The comments were submitted by the National Consumer Law Center on behalf of its low-income clients, Consumers Union, California Reinvestment Coalition, Housing and Economic Rights Advocates, Institute on Aging, and The National Housing Law Project. The groups claim in their letter that HUD amended its HECM policy in response to several lawsuits filed on behalf of non-borrowing spouses facing eviction, but they claim that even with the amendment, not enough people will qualify for the benefits because reverse mortgages originated prior to August 2014 did not take into account the often younger surviving spouse's age.
In order for the non-borrowing spouse to qualify for the HECM relief and keep their house under the amendment, first off, the servicer has to agree to assign the loan to HUD rather than pursue foreclosure. In addition, the surviving spouse must be either older or the same age as the deceased borrower at the time the loan was originated – or the surviving spouse must pay off the entire loan amount or 95 percent of the home's value.
These requirements keep many from qualifying, because in many cases the surviving spouse is younger, and on top of that, they don't have the money available to pay such a large sum.
One of the big problems the groups are facing with this issue is that HUD has not revealed how many people are affected or how many non-borrowing, surviving spouses are facing eviction and foreclosure.
"Though HUD stated that it would consider the cost, legality and practicality of its action with respect to non-borrowing spouses, the agency has not provided data or information to support its analysis, conclusions or recommendations," the letter said. "Indeed, the agency has yet to provide information on the scope of the problem.
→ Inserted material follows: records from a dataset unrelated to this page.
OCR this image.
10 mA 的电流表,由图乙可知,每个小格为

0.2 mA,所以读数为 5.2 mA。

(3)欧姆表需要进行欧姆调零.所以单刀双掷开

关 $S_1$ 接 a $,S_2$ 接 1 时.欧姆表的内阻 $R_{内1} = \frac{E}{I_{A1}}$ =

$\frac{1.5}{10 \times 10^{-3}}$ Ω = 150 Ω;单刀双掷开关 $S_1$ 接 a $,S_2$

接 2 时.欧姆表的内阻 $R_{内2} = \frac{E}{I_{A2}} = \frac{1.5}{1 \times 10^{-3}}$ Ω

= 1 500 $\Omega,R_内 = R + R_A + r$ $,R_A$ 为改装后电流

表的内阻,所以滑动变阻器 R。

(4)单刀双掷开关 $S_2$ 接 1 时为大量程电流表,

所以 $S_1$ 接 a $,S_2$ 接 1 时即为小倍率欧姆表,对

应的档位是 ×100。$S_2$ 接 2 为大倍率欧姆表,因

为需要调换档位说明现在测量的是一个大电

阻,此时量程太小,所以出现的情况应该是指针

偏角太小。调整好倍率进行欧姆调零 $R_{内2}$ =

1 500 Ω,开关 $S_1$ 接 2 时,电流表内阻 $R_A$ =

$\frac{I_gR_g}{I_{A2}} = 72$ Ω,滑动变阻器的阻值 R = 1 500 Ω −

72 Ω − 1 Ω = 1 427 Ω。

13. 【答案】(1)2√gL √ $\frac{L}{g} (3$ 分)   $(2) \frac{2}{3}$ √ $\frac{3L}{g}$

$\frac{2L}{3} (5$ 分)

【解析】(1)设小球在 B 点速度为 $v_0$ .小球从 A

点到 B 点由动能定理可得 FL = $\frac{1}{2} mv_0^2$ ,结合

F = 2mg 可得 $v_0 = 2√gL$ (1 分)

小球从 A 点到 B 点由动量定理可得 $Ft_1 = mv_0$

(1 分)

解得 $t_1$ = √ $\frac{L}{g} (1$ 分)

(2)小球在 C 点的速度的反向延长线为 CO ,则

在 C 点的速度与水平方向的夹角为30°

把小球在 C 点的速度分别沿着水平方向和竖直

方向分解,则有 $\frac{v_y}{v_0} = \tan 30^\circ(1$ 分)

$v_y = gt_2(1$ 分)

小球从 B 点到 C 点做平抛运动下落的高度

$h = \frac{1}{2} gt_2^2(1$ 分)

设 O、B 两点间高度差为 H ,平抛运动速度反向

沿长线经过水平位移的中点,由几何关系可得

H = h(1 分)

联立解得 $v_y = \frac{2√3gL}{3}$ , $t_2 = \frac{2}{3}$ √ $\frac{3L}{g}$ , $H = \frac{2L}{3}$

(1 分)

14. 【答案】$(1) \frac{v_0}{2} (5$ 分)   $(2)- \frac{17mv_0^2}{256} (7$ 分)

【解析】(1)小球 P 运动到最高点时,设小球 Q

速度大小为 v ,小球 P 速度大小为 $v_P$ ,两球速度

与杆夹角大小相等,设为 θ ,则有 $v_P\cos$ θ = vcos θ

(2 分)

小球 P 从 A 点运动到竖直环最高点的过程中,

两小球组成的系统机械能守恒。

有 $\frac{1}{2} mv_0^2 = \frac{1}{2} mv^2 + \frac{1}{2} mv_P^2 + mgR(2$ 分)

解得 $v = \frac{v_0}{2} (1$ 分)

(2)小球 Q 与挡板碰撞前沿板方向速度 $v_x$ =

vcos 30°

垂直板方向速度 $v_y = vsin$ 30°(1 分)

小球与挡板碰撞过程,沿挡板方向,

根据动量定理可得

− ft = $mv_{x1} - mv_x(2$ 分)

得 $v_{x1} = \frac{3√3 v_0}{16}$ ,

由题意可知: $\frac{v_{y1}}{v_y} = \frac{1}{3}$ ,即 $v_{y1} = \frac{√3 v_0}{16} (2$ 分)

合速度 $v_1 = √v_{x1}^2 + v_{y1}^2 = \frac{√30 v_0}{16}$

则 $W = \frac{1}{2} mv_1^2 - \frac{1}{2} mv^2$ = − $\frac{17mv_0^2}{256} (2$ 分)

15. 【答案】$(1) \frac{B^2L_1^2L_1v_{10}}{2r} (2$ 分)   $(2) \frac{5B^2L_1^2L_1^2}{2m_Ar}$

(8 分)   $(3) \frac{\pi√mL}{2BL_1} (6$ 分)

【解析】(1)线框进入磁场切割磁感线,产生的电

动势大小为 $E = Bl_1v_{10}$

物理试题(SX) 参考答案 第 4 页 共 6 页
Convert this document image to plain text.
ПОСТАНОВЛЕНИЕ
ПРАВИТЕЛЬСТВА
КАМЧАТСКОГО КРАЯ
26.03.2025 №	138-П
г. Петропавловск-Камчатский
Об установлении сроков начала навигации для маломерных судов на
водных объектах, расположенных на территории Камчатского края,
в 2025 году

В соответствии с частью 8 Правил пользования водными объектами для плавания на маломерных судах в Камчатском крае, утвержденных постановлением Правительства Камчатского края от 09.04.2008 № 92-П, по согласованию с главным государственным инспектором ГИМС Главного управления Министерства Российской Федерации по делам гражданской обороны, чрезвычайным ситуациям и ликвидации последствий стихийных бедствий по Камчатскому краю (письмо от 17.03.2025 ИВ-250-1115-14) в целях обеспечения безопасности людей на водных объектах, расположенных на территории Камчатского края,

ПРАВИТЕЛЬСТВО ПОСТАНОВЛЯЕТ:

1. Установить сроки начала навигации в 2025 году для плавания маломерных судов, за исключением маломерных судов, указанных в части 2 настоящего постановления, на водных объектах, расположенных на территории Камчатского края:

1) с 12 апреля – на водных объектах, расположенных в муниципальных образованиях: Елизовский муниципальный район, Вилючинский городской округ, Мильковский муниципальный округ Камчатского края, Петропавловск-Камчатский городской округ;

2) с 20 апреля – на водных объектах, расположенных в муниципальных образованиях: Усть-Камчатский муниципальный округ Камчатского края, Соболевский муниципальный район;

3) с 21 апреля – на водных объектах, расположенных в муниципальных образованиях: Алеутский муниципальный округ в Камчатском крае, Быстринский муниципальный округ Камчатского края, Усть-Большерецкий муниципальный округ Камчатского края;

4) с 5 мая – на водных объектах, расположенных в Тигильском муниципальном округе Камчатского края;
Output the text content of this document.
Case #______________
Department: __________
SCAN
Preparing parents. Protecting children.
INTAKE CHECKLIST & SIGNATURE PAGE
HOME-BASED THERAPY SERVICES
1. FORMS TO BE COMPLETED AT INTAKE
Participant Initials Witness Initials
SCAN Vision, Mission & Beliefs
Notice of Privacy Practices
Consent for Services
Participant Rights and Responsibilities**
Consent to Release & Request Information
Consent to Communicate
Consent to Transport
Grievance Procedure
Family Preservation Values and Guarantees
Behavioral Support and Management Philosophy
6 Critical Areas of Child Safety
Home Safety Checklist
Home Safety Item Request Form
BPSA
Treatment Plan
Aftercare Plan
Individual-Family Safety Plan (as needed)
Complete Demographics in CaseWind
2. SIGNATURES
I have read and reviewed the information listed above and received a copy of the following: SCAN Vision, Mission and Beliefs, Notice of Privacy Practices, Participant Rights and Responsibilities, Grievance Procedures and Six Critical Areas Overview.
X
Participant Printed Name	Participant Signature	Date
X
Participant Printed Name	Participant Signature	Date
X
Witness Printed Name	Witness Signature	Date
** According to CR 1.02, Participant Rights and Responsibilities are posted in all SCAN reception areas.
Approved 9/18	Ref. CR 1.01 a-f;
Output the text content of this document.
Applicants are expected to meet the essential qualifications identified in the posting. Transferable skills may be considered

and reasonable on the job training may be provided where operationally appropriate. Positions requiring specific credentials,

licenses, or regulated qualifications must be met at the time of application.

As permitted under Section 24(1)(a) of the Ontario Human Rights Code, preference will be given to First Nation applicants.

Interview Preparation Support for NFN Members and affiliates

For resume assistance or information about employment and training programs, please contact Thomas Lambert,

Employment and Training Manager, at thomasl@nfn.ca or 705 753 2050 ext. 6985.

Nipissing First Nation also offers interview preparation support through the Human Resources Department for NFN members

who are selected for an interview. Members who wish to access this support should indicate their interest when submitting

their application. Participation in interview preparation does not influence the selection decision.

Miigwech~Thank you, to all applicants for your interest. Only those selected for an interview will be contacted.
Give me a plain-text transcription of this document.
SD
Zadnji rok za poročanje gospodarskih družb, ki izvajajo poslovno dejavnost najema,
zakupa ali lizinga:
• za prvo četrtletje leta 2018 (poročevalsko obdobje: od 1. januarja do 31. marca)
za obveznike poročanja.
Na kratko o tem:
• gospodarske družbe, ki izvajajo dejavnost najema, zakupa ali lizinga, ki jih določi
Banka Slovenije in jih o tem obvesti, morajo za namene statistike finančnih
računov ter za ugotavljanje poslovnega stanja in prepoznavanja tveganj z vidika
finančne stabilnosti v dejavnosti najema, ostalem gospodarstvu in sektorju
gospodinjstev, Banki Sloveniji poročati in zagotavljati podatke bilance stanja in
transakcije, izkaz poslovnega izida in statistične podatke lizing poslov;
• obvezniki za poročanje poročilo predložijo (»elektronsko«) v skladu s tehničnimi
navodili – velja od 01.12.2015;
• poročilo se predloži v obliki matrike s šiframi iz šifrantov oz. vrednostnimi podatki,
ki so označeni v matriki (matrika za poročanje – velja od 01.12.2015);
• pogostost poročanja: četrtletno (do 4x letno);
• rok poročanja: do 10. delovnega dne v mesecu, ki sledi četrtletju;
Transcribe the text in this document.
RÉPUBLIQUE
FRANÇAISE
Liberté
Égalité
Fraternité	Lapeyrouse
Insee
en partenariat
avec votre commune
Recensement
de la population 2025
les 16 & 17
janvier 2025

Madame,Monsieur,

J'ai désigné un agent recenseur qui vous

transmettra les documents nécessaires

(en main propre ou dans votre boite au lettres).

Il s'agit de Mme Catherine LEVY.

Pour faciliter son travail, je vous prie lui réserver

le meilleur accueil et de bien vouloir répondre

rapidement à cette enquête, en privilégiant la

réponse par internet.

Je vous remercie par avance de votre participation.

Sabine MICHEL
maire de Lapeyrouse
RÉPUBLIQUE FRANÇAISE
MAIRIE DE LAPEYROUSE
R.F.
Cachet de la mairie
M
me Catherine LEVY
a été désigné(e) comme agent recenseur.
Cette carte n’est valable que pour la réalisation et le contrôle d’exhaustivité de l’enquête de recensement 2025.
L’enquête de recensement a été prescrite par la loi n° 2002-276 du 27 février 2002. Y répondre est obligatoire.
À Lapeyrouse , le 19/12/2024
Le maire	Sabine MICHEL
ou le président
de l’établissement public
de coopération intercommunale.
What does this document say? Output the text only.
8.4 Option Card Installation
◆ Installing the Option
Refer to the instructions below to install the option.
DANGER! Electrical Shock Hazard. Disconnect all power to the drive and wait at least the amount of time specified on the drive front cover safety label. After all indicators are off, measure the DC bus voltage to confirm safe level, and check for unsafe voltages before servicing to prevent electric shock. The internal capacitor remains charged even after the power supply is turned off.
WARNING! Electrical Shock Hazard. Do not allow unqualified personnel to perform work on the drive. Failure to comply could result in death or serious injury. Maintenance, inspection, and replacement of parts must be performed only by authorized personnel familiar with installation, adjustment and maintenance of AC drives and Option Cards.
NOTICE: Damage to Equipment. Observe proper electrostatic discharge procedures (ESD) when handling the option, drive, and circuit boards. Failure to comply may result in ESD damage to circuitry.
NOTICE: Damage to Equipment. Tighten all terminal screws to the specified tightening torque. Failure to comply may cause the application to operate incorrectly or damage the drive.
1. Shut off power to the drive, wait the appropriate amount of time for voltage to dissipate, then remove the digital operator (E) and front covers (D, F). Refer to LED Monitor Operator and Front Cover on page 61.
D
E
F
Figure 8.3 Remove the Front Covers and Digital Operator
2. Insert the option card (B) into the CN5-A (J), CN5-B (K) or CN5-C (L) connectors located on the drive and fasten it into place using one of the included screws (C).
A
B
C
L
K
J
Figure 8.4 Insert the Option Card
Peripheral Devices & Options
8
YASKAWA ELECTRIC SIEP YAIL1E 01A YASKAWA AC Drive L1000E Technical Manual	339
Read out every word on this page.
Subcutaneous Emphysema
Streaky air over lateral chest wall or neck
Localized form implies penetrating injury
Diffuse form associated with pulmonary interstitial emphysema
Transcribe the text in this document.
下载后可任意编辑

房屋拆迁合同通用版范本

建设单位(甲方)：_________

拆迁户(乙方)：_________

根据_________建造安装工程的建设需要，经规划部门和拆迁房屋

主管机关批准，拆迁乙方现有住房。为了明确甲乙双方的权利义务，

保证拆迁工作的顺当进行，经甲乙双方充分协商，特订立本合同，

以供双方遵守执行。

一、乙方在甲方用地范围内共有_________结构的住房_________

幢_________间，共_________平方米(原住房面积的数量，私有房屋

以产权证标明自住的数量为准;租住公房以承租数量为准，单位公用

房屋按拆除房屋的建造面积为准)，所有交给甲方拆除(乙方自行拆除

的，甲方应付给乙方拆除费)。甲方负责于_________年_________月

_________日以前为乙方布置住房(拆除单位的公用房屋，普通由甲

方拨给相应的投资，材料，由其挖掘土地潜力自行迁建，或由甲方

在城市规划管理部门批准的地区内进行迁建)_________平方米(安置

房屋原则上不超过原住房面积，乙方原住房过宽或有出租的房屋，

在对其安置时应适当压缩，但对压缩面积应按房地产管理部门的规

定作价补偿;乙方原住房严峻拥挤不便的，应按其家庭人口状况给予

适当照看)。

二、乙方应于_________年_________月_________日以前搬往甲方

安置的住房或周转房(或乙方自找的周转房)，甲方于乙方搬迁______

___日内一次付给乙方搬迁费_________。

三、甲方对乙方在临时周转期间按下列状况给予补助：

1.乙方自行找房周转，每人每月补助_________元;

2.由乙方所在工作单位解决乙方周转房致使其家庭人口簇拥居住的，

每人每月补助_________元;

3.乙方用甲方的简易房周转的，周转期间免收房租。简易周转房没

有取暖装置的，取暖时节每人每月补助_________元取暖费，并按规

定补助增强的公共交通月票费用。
Nor has HUD disclosed information regarding the actual number of outstanding loans with non-borrowing spouses."
In a report by the Consumer Financial Protection Bureau last month on consumer complaints regarding reverse mortgages, the most frequent complaint was on surviving, non-borrowing spouses suddenly facing foreclosure upon the death of a borrowing spouse. The report stated that "some consumers report that their loan originator falsely assured them they would be able to add the other spouse to the loan at a later date." Similarly, others complained that the loans are often difficult to repay and that lenders often throw obstacles in the way when consumers take steps to avoid foreclosure.
The government now requires loan underwriters consider the non-borrowing spouse's age, which solves the problem for newly originated loans. It remains to be seen what will happen with those originated before last August, however.